By fully integrating medicine, biology and engineering principles, biomedical engineering aims to provide a better understanding of the body and how to treat diseases. For example, researchers are working on a model to accurately assess knee joint stress in people with and without knee osteoarthritis. The accurate prediction of joint loads will assist in the management of disease and inform physiotherapy and surgical treatment. Other applications of this technology include evaluating the performance of total joint replacements so that biomedical engineers can improve on current implant designs.
Another project that demonstrates a truly interdisciplinary research approach focuses on the prediction of epileptic seizures. This could be used to activate an implantable device that can prevent or abort epileptic seizures or to target drug delivery to the site of the seizure. The exact cause of epileptic seizures in the brain is not well understood, and researchers in this group are trying to understand the underlying causes of epilepsy through both physiological experiments and neural modelling.
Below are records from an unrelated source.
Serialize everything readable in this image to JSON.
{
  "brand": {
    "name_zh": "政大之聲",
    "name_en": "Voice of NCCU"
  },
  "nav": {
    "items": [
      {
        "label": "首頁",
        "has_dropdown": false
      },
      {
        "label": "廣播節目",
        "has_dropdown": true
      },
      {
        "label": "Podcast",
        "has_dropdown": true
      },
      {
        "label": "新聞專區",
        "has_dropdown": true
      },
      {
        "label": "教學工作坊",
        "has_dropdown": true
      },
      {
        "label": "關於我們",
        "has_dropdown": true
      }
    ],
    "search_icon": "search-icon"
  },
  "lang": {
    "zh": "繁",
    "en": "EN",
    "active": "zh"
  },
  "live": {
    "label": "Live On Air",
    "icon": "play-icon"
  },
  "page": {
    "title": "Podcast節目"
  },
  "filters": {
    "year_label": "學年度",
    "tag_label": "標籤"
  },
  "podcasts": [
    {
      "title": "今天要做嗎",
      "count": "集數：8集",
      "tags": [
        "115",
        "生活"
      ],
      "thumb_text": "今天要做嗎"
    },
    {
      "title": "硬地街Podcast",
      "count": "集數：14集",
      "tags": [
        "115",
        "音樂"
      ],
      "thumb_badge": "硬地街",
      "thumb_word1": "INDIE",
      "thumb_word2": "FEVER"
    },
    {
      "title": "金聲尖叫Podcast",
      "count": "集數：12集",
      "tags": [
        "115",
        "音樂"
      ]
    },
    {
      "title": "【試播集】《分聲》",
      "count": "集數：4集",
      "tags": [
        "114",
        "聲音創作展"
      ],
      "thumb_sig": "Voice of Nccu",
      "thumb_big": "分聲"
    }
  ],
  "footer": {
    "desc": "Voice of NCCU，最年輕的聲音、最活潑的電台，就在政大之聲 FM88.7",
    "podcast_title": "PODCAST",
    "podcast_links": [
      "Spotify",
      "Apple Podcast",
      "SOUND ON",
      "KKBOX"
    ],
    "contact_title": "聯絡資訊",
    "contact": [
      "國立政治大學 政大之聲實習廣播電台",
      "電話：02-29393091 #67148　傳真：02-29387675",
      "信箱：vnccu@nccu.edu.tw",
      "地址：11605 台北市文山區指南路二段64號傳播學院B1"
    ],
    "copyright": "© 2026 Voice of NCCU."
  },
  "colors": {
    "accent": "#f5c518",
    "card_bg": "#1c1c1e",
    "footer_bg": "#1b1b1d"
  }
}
Other research interests in this theme involve areas related to biotechnology. Bones, muscles, blood vessels and skin all contain proteins. Proteins have chain molecules which assemble and fold into very particular shapes to serve their intended purpose. Alzheimer’s disease, type 2 diabetes and heart disease are all associated with abnormalities in protein behaviour, such as proteins not assembling or folding properly. Protein therapeutics is the fastest growing area in biotechnology but some apparently good treatments are rendered useless by protein misfolding. The objective of our research is to understand the key factors that cause these protein therapies to not work as expected; this is critical to the successful commercialisation of these treatments.